Aku mengambil dan duduk di bangku meja belajar.

"Aku meminjamnya dari perpustakaan. Belum sempat kubaca."

Mungkin lumayan berfungsi untuk menghilangkan beban.

Saat kubuka halaman demi halaman buku tersebut, seolah sinar cahaya yang sangat terang menerjang menusuk indra penglihatan, aku dibuat buta hingga tidak nampak apapun sampai mataku perlahan terbuka dan kurasa inilah yang disebut menembus ranah ruang dan waktu.

"Tempat apa ini?"

Kupandang sekeliling, langit dipenuhi bintang, cerah tanpa awan, dan gelap tanpa bulan. Ini di langit. Dan aku berada di puncak tebing.

"Apa?!"

Beberapa tanah kecil jatuh ke dasar jurang saat aku menunduk. Aku segera mundur sampai terjatuh kelagapan.

"Ke-kenapa aku bisa ada di sini? Di mana ini? Ruxion, kau mendengarku? Tolong aku!"

Suaraku bergema dan memantul bagai Boomerang. Bahkan setiap kali aku bernapas serasa ada yang mengawasiku.

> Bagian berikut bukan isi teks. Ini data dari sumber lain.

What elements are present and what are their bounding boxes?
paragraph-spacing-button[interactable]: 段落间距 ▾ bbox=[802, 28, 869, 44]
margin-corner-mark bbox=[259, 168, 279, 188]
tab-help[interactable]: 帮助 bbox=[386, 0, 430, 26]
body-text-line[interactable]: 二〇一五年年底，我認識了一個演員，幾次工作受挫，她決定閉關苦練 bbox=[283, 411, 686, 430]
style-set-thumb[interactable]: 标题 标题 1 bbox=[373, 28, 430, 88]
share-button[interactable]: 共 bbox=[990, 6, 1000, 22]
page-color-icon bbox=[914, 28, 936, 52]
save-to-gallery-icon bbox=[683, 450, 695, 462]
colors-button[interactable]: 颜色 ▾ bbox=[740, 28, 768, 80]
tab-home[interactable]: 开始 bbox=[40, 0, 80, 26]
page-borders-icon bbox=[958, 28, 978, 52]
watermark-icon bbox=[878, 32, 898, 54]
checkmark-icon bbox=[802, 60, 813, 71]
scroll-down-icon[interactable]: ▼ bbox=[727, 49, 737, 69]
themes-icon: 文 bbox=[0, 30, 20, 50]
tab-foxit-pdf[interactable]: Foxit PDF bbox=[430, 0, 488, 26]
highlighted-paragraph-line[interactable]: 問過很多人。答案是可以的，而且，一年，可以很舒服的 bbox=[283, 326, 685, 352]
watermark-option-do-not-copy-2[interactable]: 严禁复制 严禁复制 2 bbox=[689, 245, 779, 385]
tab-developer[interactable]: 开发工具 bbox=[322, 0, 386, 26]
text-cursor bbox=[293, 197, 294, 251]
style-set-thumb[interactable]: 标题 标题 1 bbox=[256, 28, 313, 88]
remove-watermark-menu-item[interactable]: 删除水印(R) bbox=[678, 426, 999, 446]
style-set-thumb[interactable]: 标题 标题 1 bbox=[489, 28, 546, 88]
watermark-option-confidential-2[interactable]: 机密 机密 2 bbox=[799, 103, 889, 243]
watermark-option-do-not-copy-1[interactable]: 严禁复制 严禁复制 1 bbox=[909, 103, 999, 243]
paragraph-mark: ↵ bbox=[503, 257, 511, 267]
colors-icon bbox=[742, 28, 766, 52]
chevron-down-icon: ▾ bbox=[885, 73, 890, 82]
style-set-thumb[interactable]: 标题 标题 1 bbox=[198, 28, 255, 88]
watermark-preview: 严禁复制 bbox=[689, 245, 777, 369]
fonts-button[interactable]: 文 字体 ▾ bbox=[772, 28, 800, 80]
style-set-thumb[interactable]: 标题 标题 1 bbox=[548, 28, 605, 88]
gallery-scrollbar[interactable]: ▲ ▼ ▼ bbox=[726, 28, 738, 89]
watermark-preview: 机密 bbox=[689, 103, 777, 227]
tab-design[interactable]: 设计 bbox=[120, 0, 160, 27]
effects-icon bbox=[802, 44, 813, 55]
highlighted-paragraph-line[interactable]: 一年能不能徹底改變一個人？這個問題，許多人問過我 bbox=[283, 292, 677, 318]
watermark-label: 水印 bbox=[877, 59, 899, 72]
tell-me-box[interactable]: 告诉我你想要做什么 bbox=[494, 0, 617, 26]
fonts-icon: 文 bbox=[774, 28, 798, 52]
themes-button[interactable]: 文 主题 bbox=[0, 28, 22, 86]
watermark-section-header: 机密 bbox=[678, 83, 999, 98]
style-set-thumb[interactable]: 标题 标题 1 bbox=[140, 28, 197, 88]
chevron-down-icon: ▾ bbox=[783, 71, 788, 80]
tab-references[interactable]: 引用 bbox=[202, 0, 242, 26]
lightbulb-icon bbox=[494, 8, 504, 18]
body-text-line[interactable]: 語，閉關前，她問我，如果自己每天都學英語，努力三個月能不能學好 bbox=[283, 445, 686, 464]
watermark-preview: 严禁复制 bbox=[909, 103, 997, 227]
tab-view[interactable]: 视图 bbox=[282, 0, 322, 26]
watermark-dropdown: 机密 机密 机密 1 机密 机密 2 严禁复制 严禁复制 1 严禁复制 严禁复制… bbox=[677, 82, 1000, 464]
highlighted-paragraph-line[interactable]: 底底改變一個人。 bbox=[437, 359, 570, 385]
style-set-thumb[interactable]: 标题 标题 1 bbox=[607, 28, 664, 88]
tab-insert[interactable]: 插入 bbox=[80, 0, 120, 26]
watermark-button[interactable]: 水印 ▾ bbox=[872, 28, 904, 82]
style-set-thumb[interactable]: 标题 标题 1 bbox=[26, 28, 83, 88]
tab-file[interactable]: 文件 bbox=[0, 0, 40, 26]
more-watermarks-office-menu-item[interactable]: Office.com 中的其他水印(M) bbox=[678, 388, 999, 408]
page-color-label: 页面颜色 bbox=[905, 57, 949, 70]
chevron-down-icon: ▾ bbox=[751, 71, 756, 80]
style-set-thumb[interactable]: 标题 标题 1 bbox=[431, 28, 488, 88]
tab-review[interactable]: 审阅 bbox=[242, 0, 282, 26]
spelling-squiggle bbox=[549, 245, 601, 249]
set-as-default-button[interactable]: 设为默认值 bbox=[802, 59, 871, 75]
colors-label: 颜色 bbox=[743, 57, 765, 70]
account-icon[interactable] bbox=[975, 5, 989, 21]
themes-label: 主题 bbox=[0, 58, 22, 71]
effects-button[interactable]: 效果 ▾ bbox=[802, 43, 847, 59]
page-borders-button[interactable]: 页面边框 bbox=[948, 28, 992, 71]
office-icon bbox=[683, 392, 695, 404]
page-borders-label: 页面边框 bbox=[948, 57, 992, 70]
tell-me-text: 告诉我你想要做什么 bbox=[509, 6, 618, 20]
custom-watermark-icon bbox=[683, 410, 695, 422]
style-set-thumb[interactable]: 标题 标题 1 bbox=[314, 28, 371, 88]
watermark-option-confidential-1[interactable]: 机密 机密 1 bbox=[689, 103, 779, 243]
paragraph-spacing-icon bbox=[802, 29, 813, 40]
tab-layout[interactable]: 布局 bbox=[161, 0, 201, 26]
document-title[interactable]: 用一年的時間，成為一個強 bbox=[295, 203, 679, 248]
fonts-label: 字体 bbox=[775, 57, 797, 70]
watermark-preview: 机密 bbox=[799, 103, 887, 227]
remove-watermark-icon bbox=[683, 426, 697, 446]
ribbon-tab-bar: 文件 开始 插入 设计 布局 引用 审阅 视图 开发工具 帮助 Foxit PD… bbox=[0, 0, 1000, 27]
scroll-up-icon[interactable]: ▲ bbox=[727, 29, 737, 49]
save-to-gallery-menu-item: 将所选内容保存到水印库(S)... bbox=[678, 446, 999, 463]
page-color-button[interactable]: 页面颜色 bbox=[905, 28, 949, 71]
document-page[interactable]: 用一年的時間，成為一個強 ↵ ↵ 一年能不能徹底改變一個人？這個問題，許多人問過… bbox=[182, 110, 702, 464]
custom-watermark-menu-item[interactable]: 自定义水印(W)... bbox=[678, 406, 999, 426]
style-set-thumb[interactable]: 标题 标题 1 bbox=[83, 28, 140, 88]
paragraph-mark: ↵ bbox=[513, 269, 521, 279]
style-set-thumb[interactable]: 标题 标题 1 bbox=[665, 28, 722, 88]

Di tengah kepanikan, tiba-tiba langit semakin menghitam. Aku mendongak mengira itu perbuatan awan, tetapi ternyata bulan purnama berubah menjadi bulan merah.

"H-hah?!"

Aku mundur lagi. Angin bertiup kencang tanpa membiarkanku berkedip. Lalu waktu pun melintas dengan singkat dan bulan itu menghilang.

Langit kembali cerah dan aku dipaksa untuk menembus sesuatu berupa cahaya lagi.

"Hah!"

Napasku terengah dan perasaanku campur aduk. Tiba-tiba aku sudah kembali duduk dengan buku itu di tanganku.

"Apa yang barusan ... terjadi?"

Seluruh tubuhku dihantui rasa takut. Namun aku tidak mau menyerah diri.

Kulawan rasa takut itu dengan membaca semua halaman yang tersisa. Aku tidak peduli jika harus dibawa ke ranah tebing itu lagi.

Namun tidak terjadi apapun sampai kuselesaikan halaman terakhir.

"Huft!" kuhela napasku panjang.

"Buku ini ... seharusnya kubeli saja."

Jika masih harus mengembalikannya, aku tidak akan tahu arti tersembunyi dari penglihatan tersebut.